For my blog, I follow various websites to keep in-the-know with what’s happening in the fast-paced TV world. Vulture is the main blog I follow. It’s the pop culture branch of New York Magazine, and they also post about movies and celeb gossip, but in my opinion, their best articles concern TV. The website boasts a good mix of TV recaps, news, and analysis on a wide array of TV shows. Their recaps and analyses are usually spot-on and it’s clear the writers are invested in the shows. The recaps are generally written for people that have already seen the show, so if you’re just reading to catch up on what happened in an episode you missed, you may be confused. My only problem with the website is that the search feature is sometimes hard-to-use compared to other sites. Also, it covers all the shows I watch, but if you’re interested in more independent or offbeat shows, you may have trouble finding what you’re looking for.
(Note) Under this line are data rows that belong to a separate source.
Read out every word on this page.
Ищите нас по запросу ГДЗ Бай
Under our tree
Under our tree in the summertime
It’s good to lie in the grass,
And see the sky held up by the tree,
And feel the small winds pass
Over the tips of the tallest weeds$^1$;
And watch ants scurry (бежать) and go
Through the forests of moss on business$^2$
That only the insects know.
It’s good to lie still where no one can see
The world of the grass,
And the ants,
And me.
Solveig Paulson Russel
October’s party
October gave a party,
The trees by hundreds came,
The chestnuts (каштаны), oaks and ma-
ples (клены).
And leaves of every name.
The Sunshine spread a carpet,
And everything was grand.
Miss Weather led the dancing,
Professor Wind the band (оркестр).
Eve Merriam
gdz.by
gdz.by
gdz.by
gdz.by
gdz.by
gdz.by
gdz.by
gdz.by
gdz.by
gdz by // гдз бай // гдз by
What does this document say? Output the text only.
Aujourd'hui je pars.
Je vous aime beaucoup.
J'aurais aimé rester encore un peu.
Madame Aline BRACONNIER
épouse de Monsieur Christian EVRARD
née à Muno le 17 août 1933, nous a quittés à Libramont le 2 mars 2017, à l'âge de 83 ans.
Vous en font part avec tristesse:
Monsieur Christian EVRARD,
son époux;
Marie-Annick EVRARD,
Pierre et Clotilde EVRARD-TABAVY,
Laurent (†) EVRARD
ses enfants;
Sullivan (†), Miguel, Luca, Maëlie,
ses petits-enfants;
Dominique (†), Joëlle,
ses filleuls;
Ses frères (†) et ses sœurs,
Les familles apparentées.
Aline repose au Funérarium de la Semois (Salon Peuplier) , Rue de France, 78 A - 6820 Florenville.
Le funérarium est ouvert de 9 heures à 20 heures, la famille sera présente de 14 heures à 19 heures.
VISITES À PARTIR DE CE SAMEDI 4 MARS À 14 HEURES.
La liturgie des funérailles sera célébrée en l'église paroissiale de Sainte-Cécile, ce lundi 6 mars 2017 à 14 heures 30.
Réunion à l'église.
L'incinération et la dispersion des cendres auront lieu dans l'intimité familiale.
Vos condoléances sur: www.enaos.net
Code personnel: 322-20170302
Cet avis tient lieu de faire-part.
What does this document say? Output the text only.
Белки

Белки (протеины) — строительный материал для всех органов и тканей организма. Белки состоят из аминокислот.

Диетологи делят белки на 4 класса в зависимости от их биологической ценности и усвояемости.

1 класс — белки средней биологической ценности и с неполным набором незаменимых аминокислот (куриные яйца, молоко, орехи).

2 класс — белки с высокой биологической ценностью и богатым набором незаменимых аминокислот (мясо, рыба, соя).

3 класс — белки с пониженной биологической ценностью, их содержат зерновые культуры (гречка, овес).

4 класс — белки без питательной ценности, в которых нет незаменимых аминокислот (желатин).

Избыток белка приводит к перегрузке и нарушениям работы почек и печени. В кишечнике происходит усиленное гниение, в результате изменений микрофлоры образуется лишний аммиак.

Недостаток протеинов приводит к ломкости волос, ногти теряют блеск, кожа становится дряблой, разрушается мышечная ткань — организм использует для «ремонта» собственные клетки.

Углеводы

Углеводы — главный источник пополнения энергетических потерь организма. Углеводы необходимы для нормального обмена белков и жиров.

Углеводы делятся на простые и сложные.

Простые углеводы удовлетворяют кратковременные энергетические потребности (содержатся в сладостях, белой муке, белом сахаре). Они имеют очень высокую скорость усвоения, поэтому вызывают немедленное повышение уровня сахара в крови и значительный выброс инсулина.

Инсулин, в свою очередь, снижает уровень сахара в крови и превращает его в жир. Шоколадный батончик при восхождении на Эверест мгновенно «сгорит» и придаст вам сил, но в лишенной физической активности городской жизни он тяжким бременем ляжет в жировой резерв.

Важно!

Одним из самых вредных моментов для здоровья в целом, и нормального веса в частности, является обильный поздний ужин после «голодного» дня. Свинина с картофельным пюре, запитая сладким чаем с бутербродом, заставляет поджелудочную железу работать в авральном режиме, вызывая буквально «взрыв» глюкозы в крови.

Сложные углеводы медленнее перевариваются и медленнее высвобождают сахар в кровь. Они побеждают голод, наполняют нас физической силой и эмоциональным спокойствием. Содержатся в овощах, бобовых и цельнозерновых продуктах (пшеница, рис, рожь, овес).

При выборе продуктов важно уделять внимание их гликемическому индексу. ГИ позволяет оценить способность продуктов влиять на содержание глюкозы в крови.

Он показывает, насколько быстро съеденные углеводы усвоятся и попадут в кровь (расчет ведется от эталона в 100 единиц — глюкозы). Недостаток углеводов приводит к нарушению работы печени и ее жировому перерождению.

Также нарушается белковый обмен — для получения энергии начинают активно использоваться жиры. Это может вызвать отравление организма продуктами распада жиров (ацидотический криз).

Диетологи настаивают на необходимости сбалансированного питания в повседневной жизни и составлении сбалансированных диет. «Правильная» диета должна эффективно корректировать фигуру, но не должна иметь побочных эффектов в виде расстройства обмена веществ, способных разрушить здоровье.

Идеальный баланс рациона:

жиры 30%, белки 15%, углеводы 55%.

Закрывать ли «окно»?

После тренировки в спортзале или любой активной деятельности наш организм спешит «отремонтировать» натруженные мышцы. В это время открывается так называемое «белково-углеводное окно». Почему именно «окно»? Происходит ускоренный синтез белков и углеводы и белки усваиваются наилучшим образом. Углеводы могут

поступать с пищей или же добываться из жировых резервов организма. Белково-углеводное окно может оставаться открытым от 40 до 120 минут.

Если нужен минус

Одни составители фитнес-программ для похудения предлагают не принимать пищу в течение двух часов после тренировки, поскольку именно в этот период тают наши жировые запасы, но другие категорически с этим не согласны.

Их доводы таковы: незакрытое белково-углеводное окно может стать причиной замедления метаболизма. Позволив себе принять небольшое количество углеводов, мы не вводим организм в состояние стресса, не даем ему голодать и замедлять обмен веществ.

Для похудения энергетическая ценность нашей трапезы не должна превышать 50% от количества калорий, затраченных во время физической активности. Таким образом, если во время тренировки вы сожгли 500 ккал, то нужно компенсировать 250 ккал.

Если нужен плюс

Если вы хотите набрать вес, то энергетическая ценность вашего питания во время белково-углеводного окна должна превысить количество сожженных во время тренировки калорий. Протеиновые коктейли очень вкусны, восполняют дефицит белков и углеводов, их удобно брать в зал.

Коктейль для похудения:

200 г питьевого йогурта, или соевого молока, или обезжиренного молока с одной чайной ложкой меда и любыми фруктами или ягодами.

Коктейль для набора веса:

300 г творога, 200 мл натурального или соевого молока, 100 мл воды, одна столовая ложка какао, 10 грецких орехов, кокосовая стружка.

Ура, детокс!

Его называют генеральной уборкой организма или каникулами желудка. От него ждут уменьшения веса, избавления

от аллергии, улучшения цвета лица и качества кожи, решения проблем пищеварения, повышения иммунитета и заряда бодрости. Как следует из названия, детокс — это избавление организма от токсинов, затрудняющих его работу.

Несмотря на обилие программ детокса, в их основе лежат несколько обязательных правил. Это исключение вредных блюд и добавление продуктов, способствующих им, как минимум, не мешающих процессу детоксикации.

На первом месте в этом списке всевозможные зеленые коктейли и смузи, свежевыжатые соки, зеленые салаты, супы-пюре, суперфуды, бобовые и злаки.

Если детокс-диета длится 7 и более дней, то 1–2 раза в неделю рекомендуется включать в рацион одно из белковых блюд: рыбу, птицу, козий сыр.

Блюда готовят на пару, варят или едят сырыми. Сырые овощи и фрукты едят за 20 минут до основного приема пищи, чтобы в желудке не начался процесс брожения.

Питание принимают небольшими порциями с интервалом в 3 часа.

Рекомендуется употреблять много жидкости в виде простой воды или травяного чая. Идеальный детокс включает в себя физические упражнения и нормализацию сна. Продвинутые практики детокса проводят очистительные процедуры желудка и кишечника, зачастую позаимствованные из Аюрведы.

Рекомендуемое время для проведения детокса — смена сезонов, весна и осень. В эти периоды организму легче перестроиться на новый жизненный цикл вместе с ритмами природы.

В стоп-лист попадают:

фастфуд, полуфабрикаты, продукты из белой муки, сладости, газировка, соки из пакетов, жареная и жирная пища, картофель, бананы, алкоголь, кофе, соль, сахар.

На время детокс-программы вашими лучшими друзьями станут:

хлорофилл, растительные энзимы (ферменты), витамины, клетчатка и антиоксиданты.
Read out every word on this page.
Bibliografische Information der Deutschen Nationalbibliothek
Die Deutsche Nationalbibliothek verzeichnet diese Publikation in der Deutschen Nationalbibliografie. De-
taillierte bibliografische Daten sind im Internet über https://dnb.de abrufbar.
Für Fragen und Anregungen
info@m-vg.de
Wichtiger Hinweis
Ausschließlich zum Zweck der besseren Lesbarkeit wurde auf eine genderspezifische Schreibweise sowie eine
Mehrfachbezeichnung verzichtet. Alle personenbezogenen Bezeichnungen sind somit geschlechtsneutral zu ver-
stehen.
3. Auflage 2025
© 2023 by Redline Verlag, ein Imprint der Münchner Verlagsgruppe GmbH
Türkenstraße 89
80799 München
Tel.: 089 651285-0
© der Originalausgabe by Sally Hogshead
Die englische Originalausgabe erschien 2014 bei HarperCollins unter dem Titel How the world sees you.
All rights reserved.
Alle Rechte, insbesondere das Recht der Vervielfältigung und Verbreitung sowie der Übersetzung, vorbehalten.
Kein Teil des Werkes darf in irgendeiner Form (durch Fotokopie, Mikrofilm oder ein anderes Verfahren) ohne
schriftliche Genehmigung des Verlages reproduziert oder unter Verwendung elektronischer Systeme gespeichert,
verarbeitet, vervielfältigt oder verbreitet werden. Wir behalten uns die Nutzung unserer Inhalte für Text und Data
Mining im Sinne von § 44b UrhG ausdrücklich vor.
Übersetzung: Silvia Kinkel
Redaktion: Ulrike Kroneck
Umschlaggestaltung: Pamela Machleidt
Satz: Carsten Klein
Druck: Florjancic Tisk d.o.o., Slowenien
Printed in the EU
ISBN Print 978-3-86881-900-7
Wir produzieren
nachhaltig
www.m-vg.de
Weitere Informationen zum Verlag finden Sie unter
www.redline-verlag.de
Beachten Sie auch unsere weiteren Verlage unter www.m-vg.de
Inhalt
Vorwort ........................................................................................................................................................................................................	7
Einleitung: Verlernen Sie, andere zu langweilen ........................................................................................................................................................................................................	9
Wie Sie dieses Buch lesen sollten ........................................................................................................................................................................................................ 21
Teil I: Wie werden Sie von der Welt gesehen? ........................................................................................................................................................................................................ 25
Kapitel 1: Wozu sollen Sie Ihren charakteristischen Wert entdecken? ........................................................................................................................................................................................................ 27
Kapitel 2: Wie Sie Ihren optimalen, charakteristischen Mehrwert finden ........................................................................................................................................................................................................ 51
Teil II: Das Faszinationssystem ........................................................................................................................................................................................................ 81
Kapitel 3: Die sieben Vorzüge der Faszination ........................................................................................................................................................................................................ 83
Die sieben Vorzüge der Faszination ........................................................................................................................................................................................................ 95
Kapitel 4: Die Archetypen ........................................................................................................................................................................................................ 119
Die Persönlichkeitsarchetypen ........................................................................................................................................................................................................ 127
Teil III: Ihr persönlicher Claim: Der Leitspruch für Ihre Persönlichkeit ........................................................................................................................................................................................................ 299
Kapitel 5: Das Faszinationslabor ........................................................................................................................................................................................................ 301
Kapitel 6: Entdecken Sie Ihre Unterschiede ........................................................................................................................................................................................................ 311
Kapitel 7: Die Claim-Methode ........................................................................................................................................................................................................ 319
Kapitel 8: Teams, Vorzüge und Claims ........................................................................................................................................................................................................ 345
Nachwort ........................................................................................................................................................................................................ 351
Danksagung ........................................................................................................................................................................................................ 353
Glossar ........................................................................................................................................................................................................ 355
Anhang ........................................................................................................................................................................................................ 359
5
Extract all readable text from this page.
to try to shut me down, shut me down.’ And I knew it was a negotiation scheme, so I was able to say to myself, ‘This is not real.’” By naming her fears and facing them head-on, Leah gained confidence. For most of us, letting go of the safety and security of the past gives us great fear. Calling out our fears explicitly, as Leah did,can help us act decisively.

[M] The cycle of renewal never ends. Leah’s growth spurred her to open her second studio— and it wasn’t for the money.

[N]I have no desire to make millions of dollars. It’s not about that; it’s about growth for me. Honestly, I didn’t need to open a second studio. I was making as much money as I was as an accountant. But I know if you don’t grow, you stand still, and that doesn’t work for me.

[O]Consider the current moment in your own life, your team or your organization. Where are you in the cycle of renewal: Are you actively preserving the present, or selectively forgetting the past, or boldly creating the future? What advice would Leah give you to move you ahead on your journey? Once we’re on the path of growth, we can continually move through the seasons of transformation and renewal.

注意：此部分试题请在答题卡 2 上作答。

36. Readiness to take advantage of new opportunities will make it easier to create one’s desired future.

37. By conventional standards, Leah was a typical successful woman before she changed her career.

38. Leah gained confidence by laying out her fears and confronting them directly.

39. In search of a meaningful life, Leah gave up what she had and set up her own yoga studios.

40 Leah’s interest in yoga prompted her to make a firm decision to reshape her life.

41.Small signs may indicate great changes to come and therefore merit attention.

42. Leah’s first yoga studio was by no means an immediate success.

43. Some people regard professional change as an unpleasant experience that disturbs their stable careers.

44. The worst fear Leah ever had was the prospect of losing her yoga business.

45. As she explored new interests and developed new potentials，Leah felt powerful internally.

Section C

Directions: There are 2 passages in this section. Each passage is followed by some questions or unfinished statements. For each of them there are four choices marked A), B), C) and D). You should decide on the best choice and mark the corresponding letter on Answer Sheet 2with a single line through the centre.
The A.V. Club’s TV section, an offshoot of The Onion,  is similar to Vulture in that it offers a wide array of TV shows, depending on your interest. Again, the writers love what the topic. Each episode of a show is graded on a A to F ranking, which makes it easy to see right off the bat if an episode is worth your time or not. My only problem with this website is the design – it can easily feel cluttered.

Both blogs have a very dedicated following, with the A.V. Club especially racking up thousands of comments on single recaps. The fans’ discussion of their favorite shows add to the articles immensely, and is another great reason to read these blogs.